The subsidy, handled by Housing New Zealand, gives three-year Kiwi-Saver contributors $3000, four years $4000, and five years or more $5000.
If buying with someone else who's also eligible, you can combine your subsidies to a maximum $10,000.
Employees must have been contributing at least 2 per cent of their pay. The unemployed or self-employed should check the Housing NZ website (www.tinyurl.com/kiwisaverfirst-home) for regulations.
If the subsidy is used, the house cannot cost more than $400,000 in Auckland, Wellington and Queenstown Lakes District, or more than $300,000 elsewhere.
Ms Holm urges people to apply for the subsidy early because the slow wheels of bureaucracy could mean they miss out on their chosen home.
"Before you go hunting for a home, get in touch with Housing NZ."

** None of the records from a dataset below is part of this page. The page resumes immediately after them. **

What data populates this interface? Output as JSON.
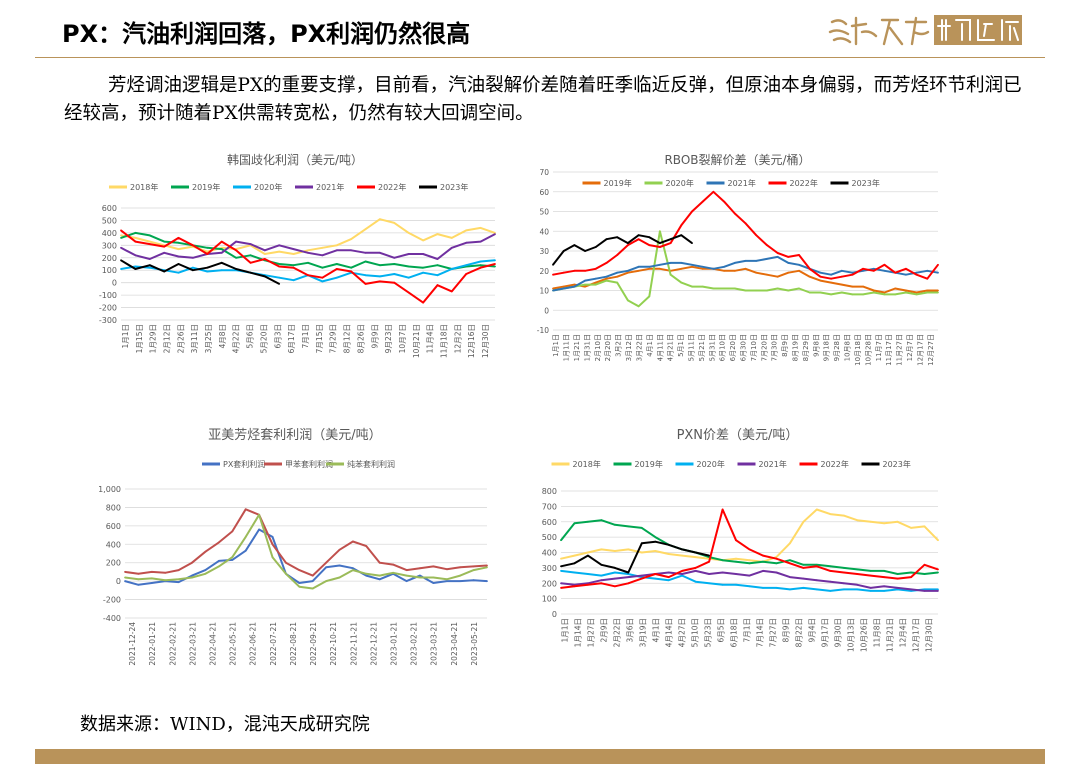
{
  "header": {
    "title": "PX：汽油利润回落，PX利润仍然很高",
    "logo_text": "混沌天成研究院"
  },
  "paragraph": "芳烃调油逻辑是PX的重要支撑，目前看，汽油裂解价差随着旺季临近反弹，但原油本身偏弱，而芳烃环节利润已经较高，预计随着PX供需转宽松，仍然有较大回调空间。",
  "source": "数据来源：WIND，混沌天成研究院",
  "colors": {
    "accent": "#b9935a",
    "y2018": "#ffd966",
    "y2019": "#00a650",
    "y2020": "#00b0f0",
    "y2021": "#7030a0",
    "y2022": "#ff0000",
    "y2023": "#000000"
  },
  "chart_data": [
    {
      "id": "korea",
      "type": "line",
      "title": "韩国歧化利润（美元/吨）",
      "ylim": [
        -300,
        600
      ],
      "yticks": [
        600,
        500,
        400,
        300,
        200,
        100,
        0,
        -100,
        -200,
        -300
      ],
      "x_tick_labels": [
        "1月1日",
        "1月15日",
        "1月29日",
        "2月12日",
        "2月26日",
        "3月11日",
        "3月25日",
        "4月8日",
        "4月22日",
        "5月6日",
        "5月20日",
        "6月3日",
        "6月17日",
        "7月1日",
        "7月15日",
        "7月29日",
        "8月12日",
        "8月26日",
        "9月9日",
        "9月23日",
        "10月7日",
        "10月21日",
        "11月4日",
        "11月18日",
        "12月2日",
        "12月16日",
        "12月30日"
      ],
      "legend_position": "top",
      "series": [
        {
          "name": "2018年",
          "color": "#ffd966",
          "values": [
            380,
            360,
            330,
            300,
            270,
            290,
            250,
            280,
            270,
            300,
            230,
            250,
            230,
            260,
            280,
            300,
            350,
            430,
            510,
            480,
            400,
            340,
            390,
            360,
            420,
            440,
            400
          ]
        },
        {
          "name": "2019年",
          "color": "#00a650",
          "values": [
            360,
            400,
            380,
            330,
            320,
            300,
            280,
            270,
            200,
            220,
            180,
            150,
            140,
            160,
            120,
            150,
            120,
            170,
            140,
            150,
            130,
            120,
            140,
            110,
            130,
            140,
            130
          ]
        },
        {
          "name": "2020年",
          "color": "#00b0f0",
          "values": [
            110,
            130,
            120,
            100,
            80,
            120,
            90,
            100,
            100,
            80,
            60,
            40,
            20,
            60,
            10,
            40,
            80,
            60,
            50,
            70,
            40,
            80,
            60,
            110,
            140,
            170,
            180
          ]
        },
        {
          "name": "2021年",
          "color": "#7030a0",
          "values": [
            280,
            220,
            190,
            240,
            210,
            200,
            230,
            240,
            330,
            310,
            260,
            300,
            270,
            240,
            220,
            260,
            260,
            240,
            240,
            200,
            230,
            230,
            190,
            280,
            320,
            330,
            390
          ]
        },
        {
          "name": "2022年",
          "color": "#ff0000",
          "values": [
            420,
            330,
            310,
            290,
            360,
            300,
            230,
            330,
            260,
            160,
            190,
            130,
            120,
            60,
            40,
            110,
            90,
            -10,
            10,
            0,
            -80,
            -160,
            -20,
            -70,
            70,
            120,
            150
          ]
        },
        {
          "name": "2023年",
          "color": "#000000",
          "values": [
            180,
            110,
            140,
            90,
            150,
            100,
            120,
            160,
            110,
            80,
            50,
            -10
          ]
        }
      ]
    },
    {
      "id": "rbob",
      "type": "line",
      "title": "RBOB裂解价差（美元/桶）",
      "ylim": [
        -10,
        70
      ],
      "yticks": [
        70,
        60,
        50,
        40,
        30,
        20,
        10,
        0,
        -10
      ],
      "x_tick_labels": [
        "1月1日",
        "1月11日",
        "1月21日",
        "1月31日",
        "2月10日",
        "2月20日",
        "3月2日",
        "3月12日",
        "3月22日",
        "4月1日",
        "4月11日",
        "4月21日",
        "5月1日",
        "5月11日",
        "5月21日",
        "5月31日",
        "6月10日",
        "6月20日",
        "6月30日",
        "7月10日",
        "7月20日",
        "7月30日",
        "8月9日",
        "8月19日",
        "8月29日",
        "9月8日",
        "9月18日",
        "9月28日",
        "10月8日",
        "10月18日",
        "10月28日",
        "11月7日",
        "11月17日",
        "11月27日",
        "12月7日",
        "12月17日",
        "12月27日"
      ],
      "legend_position": "top",
      "series": [
        {
          "name": "2019年",
          "color": "#e46c0a",
          "values": [
            11,
            12,
            13,
            12,
            14,
            16,
            17,
            19,
            20,
            21,
            21,
            20,
            21,
            22,
            21,
            21,
            20,
            20,
            21,
            19,
            18,
            17,
            19,
            20,
            17,
            15,
            14,
            13,
            12,
            12,
            10,
            9,
            11,
            10,
            9,
            10,
            10
          ]
        },
        {
          "name": "2020年",
          "color": "#92d050",
          "values": [
            10,
            11,
            12,
            13,
            13,
            15,
            14,
            5,
            2,
            7,
            40,
            18,
            14,
            12,
            12,
            11,
            11,
            11,
            10,
            10,
            10,
            11,
            10,
            11,
            9,
            9,
            8,
            9,
            8,
            8,
            9,
            8,
            8,
            9,
            8,
            9,
            9
          ]
        },
        {
          "name": "2021年",
          "color": "#2e75b6",
          "values": [
            10,
            11,
            12,
            15,
            16,
            17,
            19,
            20,
            22,
            22,
            23,
            24,
            24,
            23,
            22,
            21,
            22,
            24,
            25,
            25,
            26,
            27,
            24,
            23,
            21,
            19,
            18,
            20,
            19,
            20,
            21,
            20,
            19,
            18,
            19,
            20,
            19
          ]
        },
        {
          "name": "2022年",
          "color": "#ff0000",
          "values": [
            18,
            19,
            20,
            20,
            21,
            24,
            28,
            33,
            36,
            33,
            32,
            34,
            43,
            50,
            55,
            60,
            55,
            49,
            44,
            38,
            33,
            29,
            27,
            28,
            21,
            17,
            16,
            17,
            18,
            21,
            20,
            23,
            19,
            21,
            18,
            16,
            23
          ]
        },
        {
          "name": "2023年",
          "color": "#000000",
          "values": [
            23,
            30,
            33,
            30,
            32,
            36,
            37,
            34,
            38,
            37,
            34,
            36,
            38,
            34
          ]
        }
      ]
    },
    {
      "id": "us_asia",
      "type": "line",
      "title": "亚美芳烃套利利润（美元/吨）",
      "ylim": [
        -400,
        1000
      ],
      "yticks": [
        "1,000",
        "800",
        "600",
        "400",
        "200",
        "0",
        "-200",
        "-400"
      ],
      "ytick_values": [
        1000,
        800,
        600,
        400,
        200,
        0,
        -200,
        -400
      ],
      "x_tick_labels": [
        "2021-12-24",
        "2022-01-21",
        "2022-02-21",
        "2022-03-21",
        "2022-04-21",
        "2022-05-21",
        "2022-06-21",
        "2022-07-21",
        "2022-08-21",
        "2022-09-21",
        "2022-10-21",
        "2022-11-21",
        "2022-12-21",
        "2023-01-21",
        "2023-02-21",
        "2023-03-21",
        "2023-04-21",
        "2023-05-21"
      ],
      "legend_position": "top",
      "series": [
        {
          "name": "PX套利利润",
          "color": "#4472c4",
          "values": [
            0,
            -40,
            -20,
            0,
            -10,
            60,
            120,
            220,
            230,
            330,
            560,
            480,
            80,
            -20,
            0,
            150,
            170,
            140,
            60,
            20,
            80,
            0,
            60,
            -20,
            0,
            0,
            10,
            0
          ]
        },
        {
          "name": "甲苯套利利润",
          "color": "#c0504d",
          "values": [
            100,
            80,
            100,
            90,
            120,
            200,
            320,
            420,
            540,
            780,
            720,
            400,
            200,
            120,
            60,
            200,
            340,
            430,
            380,
            200,
            180,
            120,
            140,
            160,
            130,
            150,
            160,
            170
          ]
        },
        {
          "name": "纯苯套利利润",
          "color": "#9bbb59",
          "values": [
            40,
            20,
            30,
            10,
            20,
            40,
            80,
            160,
            260,
            480,
            720,
            260,
            80,
            -60,
            -80,
            0,
            40,
            120,
            80,
            60,
            90,
            60,
            40,
            40,
            20,
            60,
            120,
            150
          ]
        }
      ]
    },
    {
      "id": "pxn",
      "type": "line",
      "title": "PXN价差（美元/吨）",
      "ylim": [
        0,
        800
      ],
      "yticks": [
        800,
        700,
        600,
        500,
        400,
        300,
        200,
        100,
        0
      ],
      "x_tick_labels": [
        "1月1日",
        "1月14日",
        "1月27日",
        "2月9日",
        "2月22日",
        "3月6日",
        "3月19日",
        "4月1日",
        "4月14日",
        "4月27日",
        "5月10日",
        "5月23日",
        "6月5日",
        "6月18日",
        "7月1日",
        "7月14日",
        "7月27日",
        "8月9日",
        "8月22日",
        "9月4日",
        "9月17日",
        "9月30日",
        "10月13日",
        "10月26日",
        "11月8日",
        "11月21日",
        "12月4日",
        "12月17日",
        "12月30日"
      ],
      "legend_position": "top",
      "series": [
        {
          "name": "2018年",
          "color": "#ffd966",
          "values": [
            360,
            380,
            400,
            420,
            410,
            420,
            400,
            410,
            390,
            380,
            370,
            360,
            350,
            360,
            350,
            340,
            370,
            460,
            600,
            680,
            650,
            640,
            610,
            600,
            590,
            600,
            560,
            570,
            480
          ]
        },
        {
          "name": "2019年",
          "color": "#00a650",
          "values": [
            480,
            590,
            600,
            610,
            580,
            570,
            560,
            500,
            450,
            420,
            400,
            370,
            350,
            340,
            330,
            340,
            330,
            350,
            320,
            320,
            310,
            300,
            290,
            280,
            280,
            260,
            270,
            260,
            270
          ]
        },
        {
          "name": "2020年",
          "color": "#00b0f0",
          "values": [
            280,
            270,
            260,
            250,
            270,
            260,
            240,
            230,
            220,
            250,
            210,
            200,
            190,
            190,
            180,
            170,
            170,
            160,
            170,
            160,
            150,
            160,
            160,
            150,
            150,
            160,
            150,
            160,
            160
          ]
        },
        {
          "name": "2021年",
          "color": "#7030a0",
          "values": [
            200,
            190,
            200,
            220,
            230,
            240,
            250,
            260,
            270,
            260,
            280,
            260,
            270,
            260,
            250,
            280,
            270,
            240,
            230,
            220,
            210,
            200,
            190,
            170,
            180,
            170,
            160,
            150,
            150
          ]
        },
        {
          "name": "2022年",
          "color": "#ff0000",
          "values": [
            170,
            180,
            190,
            200,
            180,
            200,
            230,
            260,
            240,
            280,
            300,
            340,
            680,
            480,
            420,
            380,
            360,
            330,
            300,
            310,
            280,
            270,
            260,
            250,
            240,
            230,
            240,
            320,
            290
          ]
        },
        {
          "name": "2023年",
          "color": "#000000",
          "values": [
            310,
            330,
            380,
            320,
            300,
            270,
            460,
            470,
            450,
            420,
            400,
            380
          ]
        }
      ]
    }
  ]
}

One Auckland couple who moved into a renovated four-bedroom bungalow in Ellerslie last month said they wouldn't have been able to do it without accessing $20,000 from KiwiSaver.
"We'd made the decision to go backpacking before buying a house which meant we didn't have much of a deposit," said Victoria Black. "We had some savings and my husband's KiwiSaver money gave us just enough for a deposit. Without KiwiSaver we'd still be renting."
8. Cash battle
They might not advertise it, but some banks will still provide 95 per cent mortgages, depending on the circumstances of the applicant.
Good brokers and mortgage advisers deal with several banks so know the range of lending products available and can find the best deals.
Some of the best are registered financial advisers, which means they are governed by the Financial Markets Authority and subject to a disciplinary procedure if they provide a faulty service.
Financial adviser Tracey Munns, chief executive of personal finance management service Wealthwise, encourages borrowers to shop around for the best deal.
The differences can be substantial. One bank offered one of her Wealthwise members a $1000 contribution to legal bills and 0.2 per cent off an advertised fixed rate. Another lender offered a $1000 contribution to legal bills, 0.4 per cent off a fixed rate and $1000 cashback.
Another first buyer who was borrowing at 95 per cent for a $390,000 loan got $2000 in legal fees and had the low-equity fee charge discounted from $3895 to $1950.